Published online Sep 27, 2021. doi: 10.4254/wjh.v13.i9.1181
Peer-review started: April 20, 2021
First decision: June 17, 2021
Revised: June 25, 2021
Accepted: August 24, 2021
Article in press: August 24, 2021
Published online: September 27, 2021
Preliminary research on coronavirus disease-2019 (COVID-19) shows that the disease may have a significant impact on the gastrointestinal and hepatic systems. Namely, early research shows that liver function test (LFT) abnormalities are common, however, the incidence has ranged widely from preliminary data, from 14.8% to 78%. Furthermore, three meta-analyses have both shown that patients presenting with abnormal LFTs had a significant association with an increased risk of complication risk course [i.e. intensive care unit (ICU) admission, intubation, death], but there is currently limited single-site, large scale research on the link between LFT abnormalities and COVID outcomes.
The motivation of this research is to identify a link between LFT abnormalities and COVID-19 outcomes.
The objective of this research was to identify if there was a link between LFT elevation and outcomes in COVID-19 patients. This study did support the hypothesis that those with LFT abnormalities are at increased risk of complicated disease processes and death. Clinically, this is very important as LFT abnormalities may identify patients at risk for disease complications and may lead to early medical intervention.
Of 8028 patients infected with COVID-19 were identified and included in the study at a single academic center. Data from medical charts on laboratory testing including aspartate aminotransferase (AST), alanine aminotransferase (ALT), alkaline phosphatase (AP), and bilirubin levels, past history of liver disease, and disease course indicators including hospital admission, ICU admission, intubation, and death were recorded and analyzed. Elevated liver enzymes were defined as ALT/AST greater than 60, AP greater than 150, or bilirubin greater than 1.5, super-elevated liver enzymes were defined as ALT/AST greater than 120, AP greater than 300, or bilirubin greater than 3.0.
Of 8028 COVID-19 patients were identified and included in the study. Data from medical charts on LFTs (namely, AST, ALT, AP, and bilirubin levels), past history of liver disease, and disease course indicators (hospital/ICU admission, intubation, death) were recorded and analyzed. LFTs from 3937 patients were available for interpretation. 45% were found to have elevated or super-elevated LFT. When compared to COVID-19 patients without elevated LFTs, this cohort was found to have significantly higher odds of hospital admittance, ICU admission, intubation, and death (all P < 0.001). 248 (3.1%) had a history of liver disease. Those with elevated and super elevated LFTS had significantly higher odds of having a past history of liver disease (P < 0.001).

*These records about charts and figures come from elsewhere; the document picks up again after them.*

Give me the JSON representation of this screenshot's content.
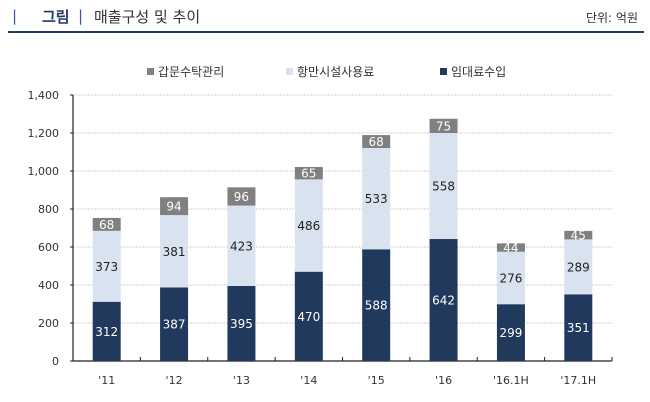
{
  "header": {
    "bar_left": "|",
    "tag": "그림",
    "bar_right": "|",
    "title": "매출구성 및 추이",
    "unit": "단위: 억원"
  },
  "colors": {
    "header_line": "#1f3b68",
    "gray": "#808080",
    "light": "#d9e2ef",
    "dark": "#22395e"
  },
  "chart_data": {
    "type": "bar",
    "stacked": true,
    "title": "매출구성 및 추이",
    "xlabel": "",
    "ylabel": "",
    "ylim": [
      0,
      1400
    ],
    "yticks": [
      0,
      200,
      400,
      600,
      800,
      1000,
      1200,
      1400
    ],
    "ytick_labels": [
      "0",
      "200",
      "400",
      "600",
      "800",
      "1,000",
      "1,200",
      "1,400"
    ],
    "grid": true,
    "legend_position": "top",
    "categories": [
      "'11",
      "'12",
      "'13",
      "'14",
      "'15",
      "'16",
      "'16.1H",
      "'17.1H"
    ],
    "series": [
      {
        "name": "임대료수입",
        "color": "#22395e",
        "label_color": "#ffffff",
        "values": [
          312,
          387,
          395,
          470,
          588,
          642,
          299,
          351
        ]
      },
      {
        "name": "항만시설사용료",
        "color": "#d9e2ef",
        "label_color": "#222222",
        "values": [
          373,
          381,
          423,
          486,
          533,
          558,
          276,
          289
        ]
      },
      {
        "name": "갑문수탁관리",
        "color": "#808080",
        "label_color": "#ffffff",
        "values": [
          68,
          94,
          96,
          65,
          68,
          75,
          44,
          45
        ]
      }
    ],
    "legend_order": [
      "갑문수탁관리",
      "항만시설사용료",
      "임대료수입"
    ]
  }
}
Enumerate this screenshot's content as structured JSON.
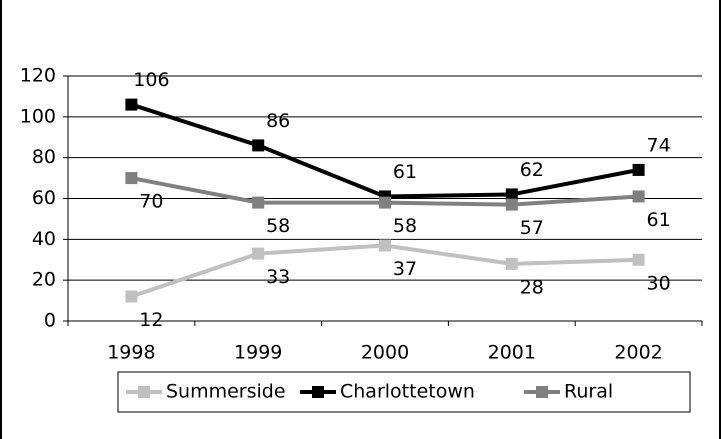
{
  "chart_data": {
    "type": "line",
    "categories": [
      "1998",
      "1999",
      "2000",
      "2001",
      "2002"
    ],
    "series": [
      {
        "name": "Summerside",
        "color": "#c0c0c0",
        "values": [
          12,
          33,
          37,
          28,
          30
        ]
      },
      {
        "name": "Charlottetown",
        "color": "#000000",
        "values": [
          106,
          86,
          61,
          62,
          74
        ]
      },
      {
        "name": "Rural",
        "color": "#808080",
        "values": [
          70,
          58,
          58,
          57,
          61
        ]
      }
    ],
    "ylim": [
      0,
      120
    ],
    "yticks": [
      0,
      20,
      40,
      60,
      80,
      100,
      120
    ],
    "grid": true,
    "legend": "bottom"
  }
}
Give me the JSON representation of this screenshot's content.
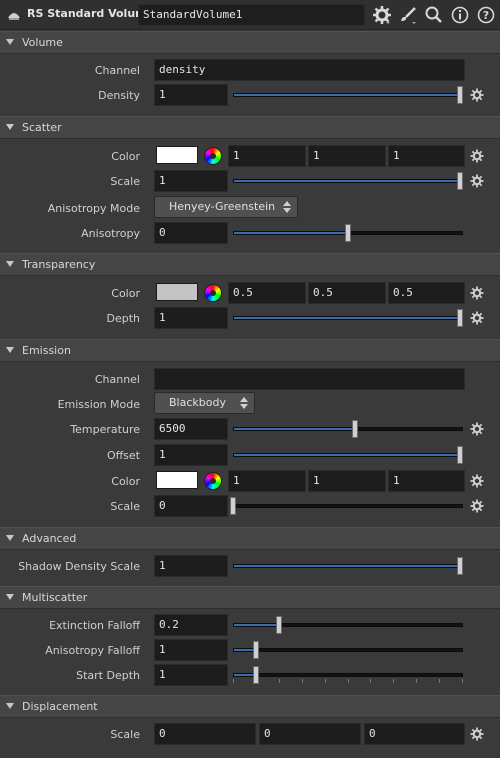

The findings from this study suggest that in patients who have tested positive for COVID-19, those with elevated and super elevated liver enzyme levels have significantly higher odds of hospital admittance, ICU admittance, intubation and death in comparison to those COVID-19 patients without elevated liver enzyme levels. While this research is unsure of the cause of this relationship, this research supports that LFT changes could serve as an indicator of COVID-19 outcomes and serve as a metric for evaluating those at risk for severe complications.
In research going forward, an area for improvement would be to find consistent lab values to compare and limit the possibility of missed LFT fluctuations. In addition, capturing and assessing LFTs from ambulatory patients not requiring hospitalization would increase the validity of the link between LFTs and outcomes.